6th day: MARANTES (SIGÜEIRO) -SANTIAGO DE CMPOSTELA (12 km - 4h - difficulty 1/3)
Breakfast and start of the stage. Your first port of call on leaving Marantes will be the town of Siguero. From here you will cross the river into the municipality of Santiago.
You will soon reach Meixonfrio, an old pilgrim resting point, before reaching the pre-Roman hill fort, where pilgrims traditionally leave a pebble. This makes for a fitting gesture before you continue on to the glorious city of Santiago where your walk will come to an end in the shadow of the grand Cathedral.
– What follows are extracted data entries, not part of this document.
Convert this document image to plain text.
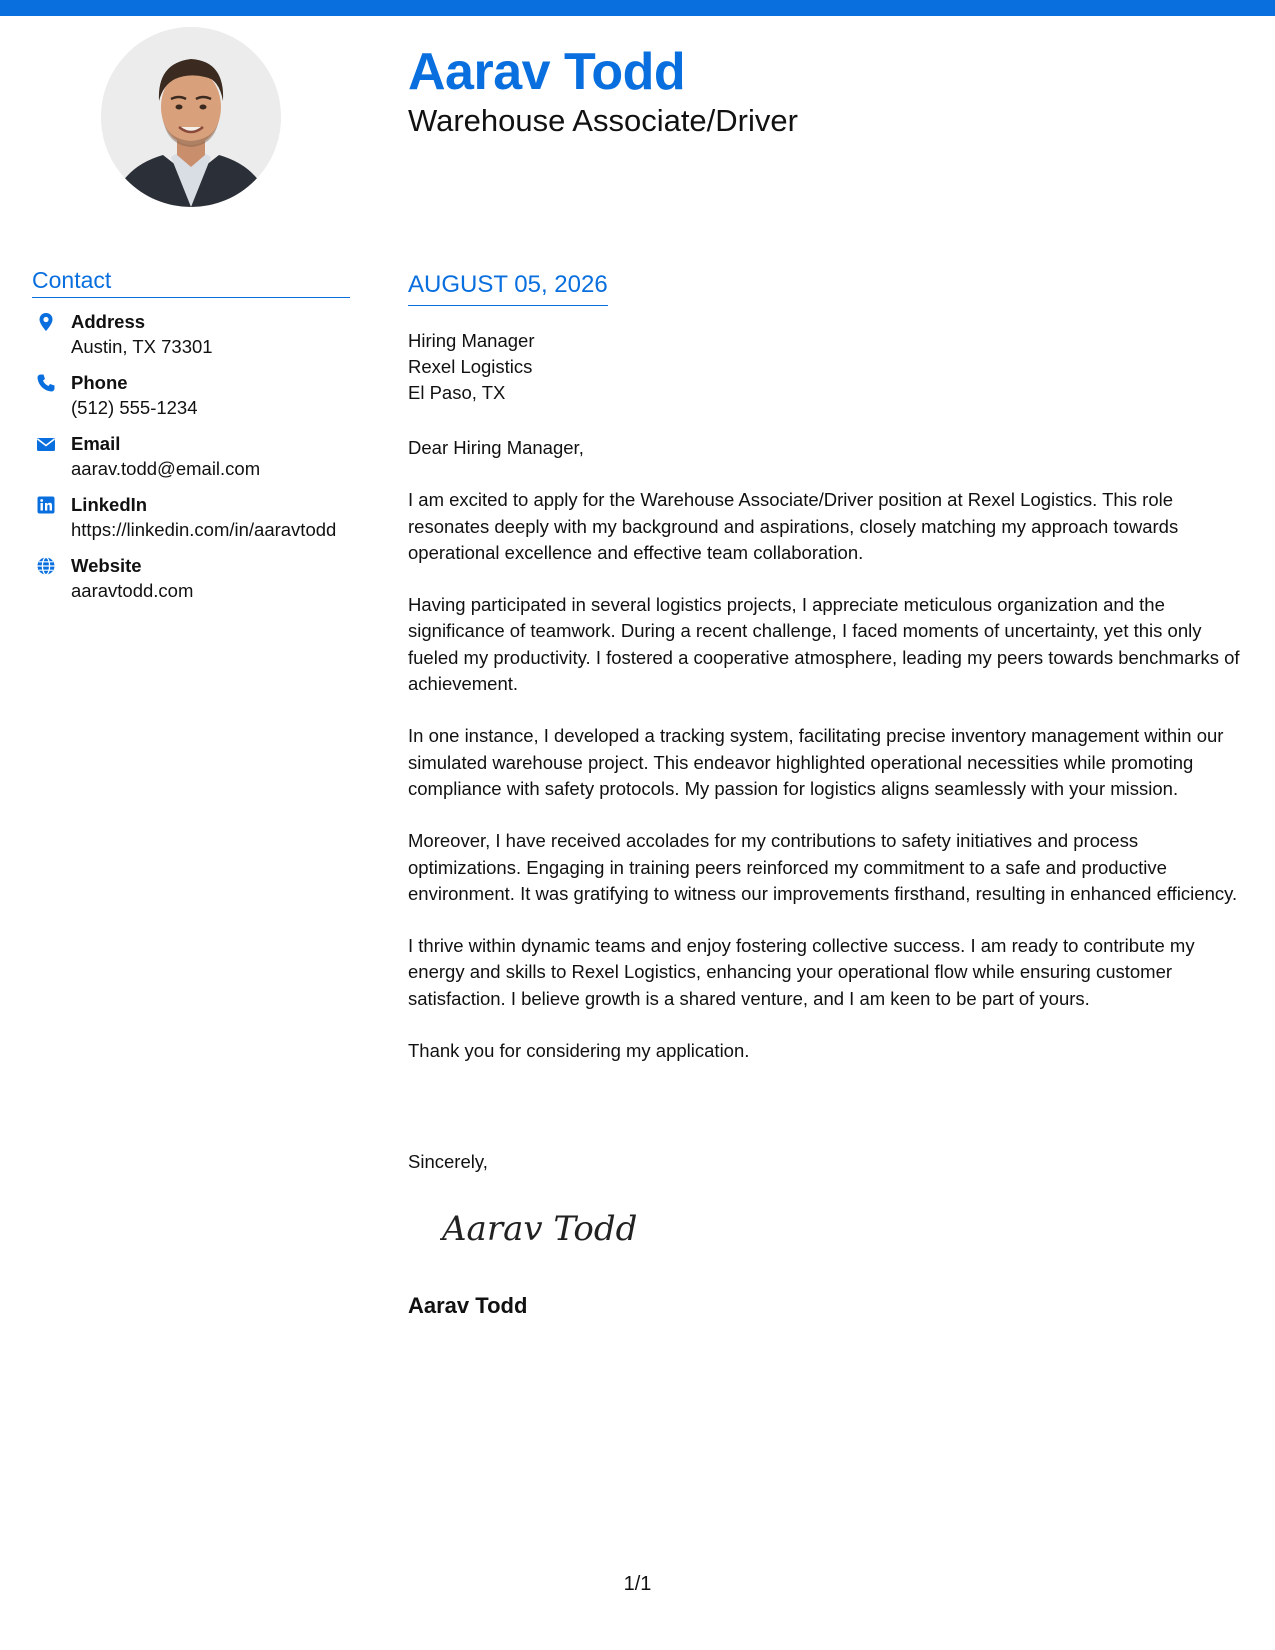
Aarav Todd
Warehouse Associate/Driver
Contact
Address
Austin, TX 73301
Phone
(512) 555-1234
Email
aarav.todd@email.com
LinkedIn
https://linkedin.com/in/aaravtodd
Website
aaravtodd.com
AUGUST 05, 2026
Hiring Manager
Rexel Logistics
El Paso, TX

Dear Hiring Manager,

I am excited to apply for the Warehouse Associate/Driver position at Rexel Logistics. This role resonates deeply with my background and aspirations, closely matching my approach towards operational excellence and effective team collaboration.

Having participated in several logistics projects, I appreciate meticulous organization and the significance of teamwork. During a recent challenge, I faced moments of uncertainty, yet this only fueled my productivity. I fostered a cooperative atmosphere, leading my peers towards benchmarks of achievement.

In one instance, I developed a tracking system, facilitating precise inventory management within our simulated warehouse project. This endeavor highlighted operational necessities while promoting compliance with safety protocols. My passion for logistics aligns seamlessly with your mission.

Moreover, I have received accolades for my contributions to safety initiatives and process optimizations. Engaging in training peers reinforced my commitment to a safe and productive environment. It was gratifying to witness our improvements firsthand, resulting in enhanced efficiency.

I thrive within dynamic teams and enjoy fostering collective success. I am ready to contribute my energy and skills to Rexel Logistics, enhancing your operational flow while ensuring customer satisfaction. I believe growth is a shared venture, and I am keen to be part of yours.

Thank you for considering my application.

Sincerely,
Aarav Todd
Aarav Todd
1/1
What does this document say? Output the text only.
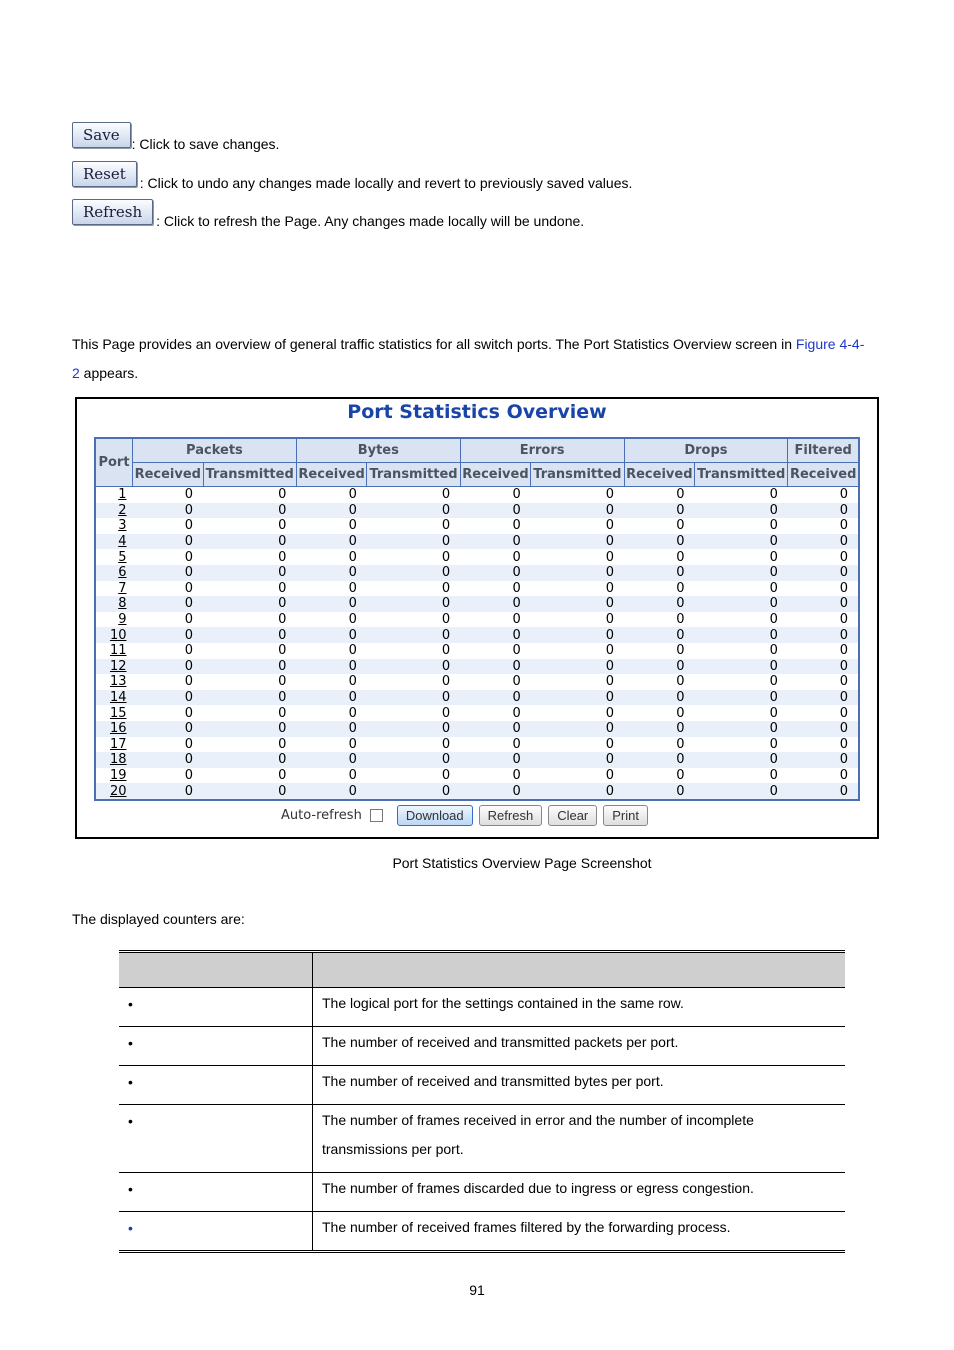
Save : Click to save changes.
Reset	: Click to undo any changes made locally and revert to previously saved values.
Refresh	: Click to refresh the Page. Any changes made locally will be undone.

This Page provides an overview of general traffic statistics for all switch ports. The Port Statistics Overview screen in Figure 4-4-2 appears.

Port Statistics Overview
Port	Packets		Bytes		Errors		Drops		Filtered
	Received	Transmitted	Received	Transmitted	Received	Transmitted	Received	Transmitted	Received
1	0	0	0	0	0	0	0	0	0
2	0	0	0	0	0	0	0	0	0
3	0	0	0	0	0	0	0	0	0
4	0	0	0	0	0	0	0	0	0
5	0	0	0	0	0	0	0	0	0
6	0	0	0	0	0	0	0	0	0
7	0	0	0	0	0	0	0	0	0
8	0	0	0	0	0	0	0	0	0
9	0	0	0	0	0	0	0	0	0
10	0	0	0	0	0	0	0	0	0
11	0	0	0	0	0	0	0	0	0
12	0	0	0	0	0	0	0	0	0
13	0	0	0	0	0	0	0	0	0
14	0	0	0	0	0	0	0	0	0
15	0	0	0	0	0	0	0	0	0
16	0	0	0	0	0	0	0	0	0
17	0	0	0	0	0	0	0	0	0
18	0	0	0	0	0	0	0	0	0
19	0	0	0	0	0	0	0	0	0
20	0	0	0	0	0	0	0	0	0
Auto-refresh	Download	Refresh	Clear	Print
Port Statistics Overview Page Screenshot
The displayed counters are:

•	The logical port for the settings contained in the same row.
•	The number of received and transmitted packets per port.
•	The number of received and transmitted bytes per port.
•	The number of frames received in error and the number of incomplete transmissions per port.
•	The number of frames discarded due to ingress or egress congestion.
•	The number of received frames filtered by the forwarding process.
91
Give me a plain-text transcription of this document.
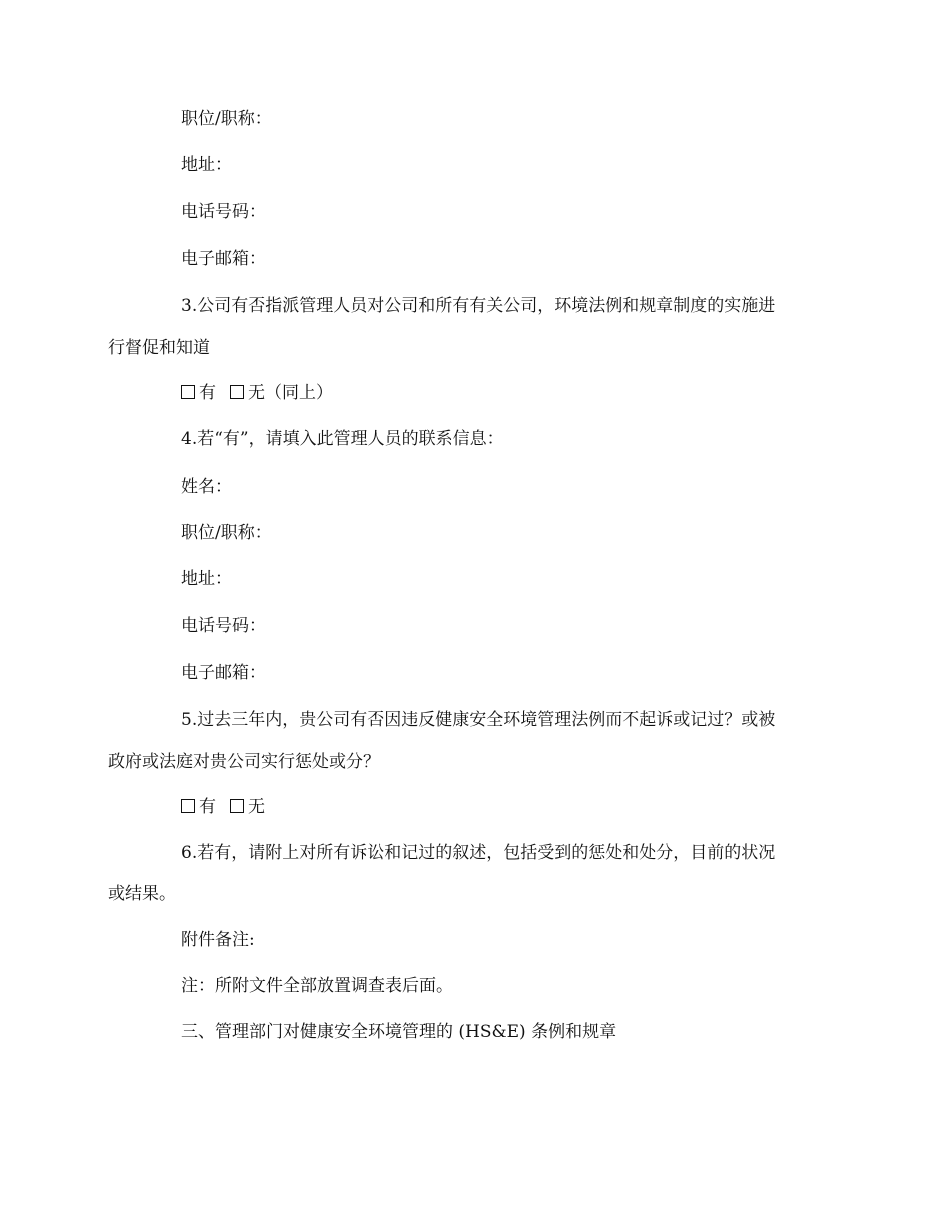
职位/职称：
地址：
电话号码：
电子邮箱：
3.公司有否指派管理人员对公司和所有有关公司，环境法例和规章制度的实施进
行督促和知道
有 无（同上）
4.若“有”，请填入此管理人员的联系信息：
姓名：
职位/职称：
地址：
电话号码：
电子邮箱：
5.过去三年内，贵公司有否因违反健康安全环境管理法例而不起诉或记过？或被
政府或法庭对贵公司实行惩处或分？
有 无
6.若有，请附上对所有诉讼和记过的叙述，包括受到的惩处和处分，目前的状况
或结果。
附件备注:
注：所附文件全部放置调查表后面。
三、管理部门对健康安全环境管理的 (HS&E) 条例和规章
Your arrival will be a triumphant one: standing in front of the huge Cathedral in Santiago, admiring its mythical Romanesque portal (Portico de la Gloria) and touching the image of Saint James on the main altar is an experience you will never forget

If you plan to go to the daily pilgrim mass in the Cathedral at 12 o’clock, we suggest you go early (at least 45 minutes beforehand).
Later, you can go to the Pilgrims Office to pick up your “Compostela”, the official document that certifies you as a pilgrim who has completed the Way of Saint James.